Voilà donc le premier volet du riche programme annoncé par Qobuz pour l’année 2026. Forte du recrutement de nombreux nouveaux abonnés l’an dernier, la plateforme française dédiée à la musique haute définition s’attaque au chantier brûlant de la musique générée par IA. Dans son billet de blog, Qobuz renouvelle son engagement en faveur des artistes (la plateforme est de loin la plus rémunératrice pour les musicien·nes) et l’écrit clairement : la musique par IA inonde les plateformes « au détriment des personnes qui ont consacré leur vie à écrire, jouer et enregistrer de la musique originale ».

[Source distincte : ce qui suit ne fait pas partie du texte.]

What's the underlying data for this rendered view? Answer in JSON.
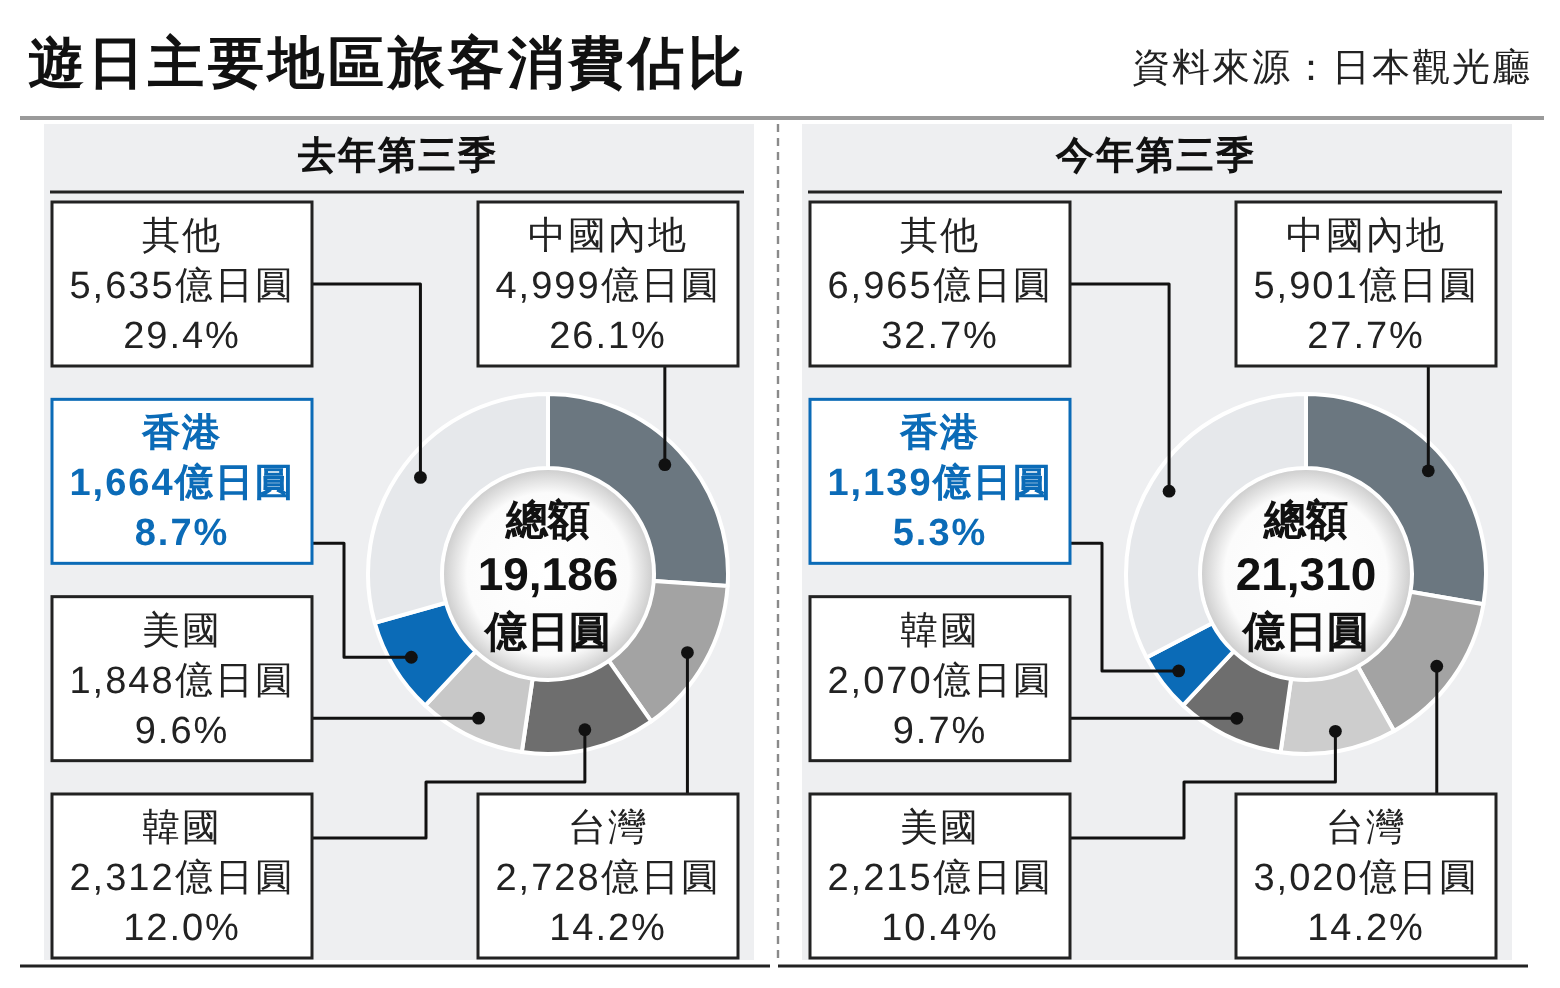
{
  "chart_data": [
    {
      "type": "donut",
      "title": "遊日主要地區旅客消費佔比",
      "subtitle": "去年第三季",
      "categories": [
        "中國內地",
        "台灣",
        "韓國",
        "美國",
        "香港",
        "其他"
      ],
      "values": [
        4999,
        2728,
        2312,
        1848,
        1664,
        5635
      ],
      "value_labels": [
        "4,999億日圓\n26.1%",
        "2,728億日圓\n14.2%",
        "2,312億日圓\n12.0%",
        "1,848億日圓\n9.6%",
        "1,664億日圓\n8.7%",
        "5,635億日圓\n29.4%"
      ],
      "colors": [
        "#6b7780",
        "#a3a3a3",
        "#6e6e6e",
        "#c8c8c8",
        "#0b6bb7",
        "#e6e8eb"
      ],
      "annotations": [
        "總額\n19,186\n億日圓"
      ]
    },
    {
      "type": "donut",
      "subtitle": "今年第三季",
      "categories": [
        "中國內地",
        "台灣",
        "美國",
        "韓國",
        "香港",
        "其他"
      ],
      "values": [
        5901,
        3020,
        2215,
        2070,
        1139,
        6965
      ],
      "value_labels": [
        "5,901億日圓\n27.7%",
        "3,020億日圓\n14.2%",
        "2,215億日圓\n10.4%",
        "2,070億日圓\n9.7%",
        "1,139億日圓\n5.3%",
        "6,965億日圓\n32.7%"
      ],
      "colors": [
        "#6b7780",
        "#a3a3a3",
        "#cdcdcd",
        "#6e6e6e",
        "#0b6bb7",
        "#e6e8eb"
      ],
      "annotations": [
        "總額\n21,310\n億日圓",
        "資料來源：日本觀光廳"
      ]
    }
  ]
}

« Du son sans contexte et du bruit sans âme », reprend, poète, la plateforme, avant de rappeler les défis que pose la musique générée par l’intelligence artificielle. Pour les artistes, c’est une ombre qui risque d’invisibiliser leur travail et de détourner une part conséquente de leurs maigres revenus. D’ici 2028, la musique AI Gen pourrait représenter 20 % des revenus du streaming. Pour les auditeur·ices, elle complexifie la découverte et érode la confiance. Pour l’industrie de la musique, enfin, la musique générée par l’intelligence artificielle augmente sensiblement les risques de fraude et compromet toute la chaîne de production, qui va des labels aux distributeurs, en passant par les ayants droit.

Pour autant, Qobuz ne rejette pas en bloc l’intelligence artificielle. L’entreprise admet, par exemple, dans sa charte IA qu’elle est utilisée, en interne, dans des tâches de support clientèle, d’optimisation des systèmes de recherche et d’interface. Le service de streaming ajoute qu’il « existe des cas où l’IA peut servir la créativité humaine, que ce soit comme outil de démo, de mixage, de mastering, voire de composition », mais pose sa limite à l’IA qui vient remplacer le processus créatif.

Ce que fait Qobuz pour lutter contre l’IA

Maintenant que le constat est posé, il est temps d’agir. Lucide, Qobuz admet qu’elle n’a pas la puissance de frappe d’une plateforme mieux dotée et que ses systèmes sont faillibles. C’est notamment la raison pour laquelle elle va s’approcher de « partenaires de l’industrie » pour « construire ensemble des solutions [de détection de la musique par IA] durables et efficaces ». En lisant entre les lignes, on peut imaginer qu’il s’agira justement de Deezer, qui annonçait la semaine dernière vouloir partager sa technologie de détection, fiable – d’après elle – à 99,9 %.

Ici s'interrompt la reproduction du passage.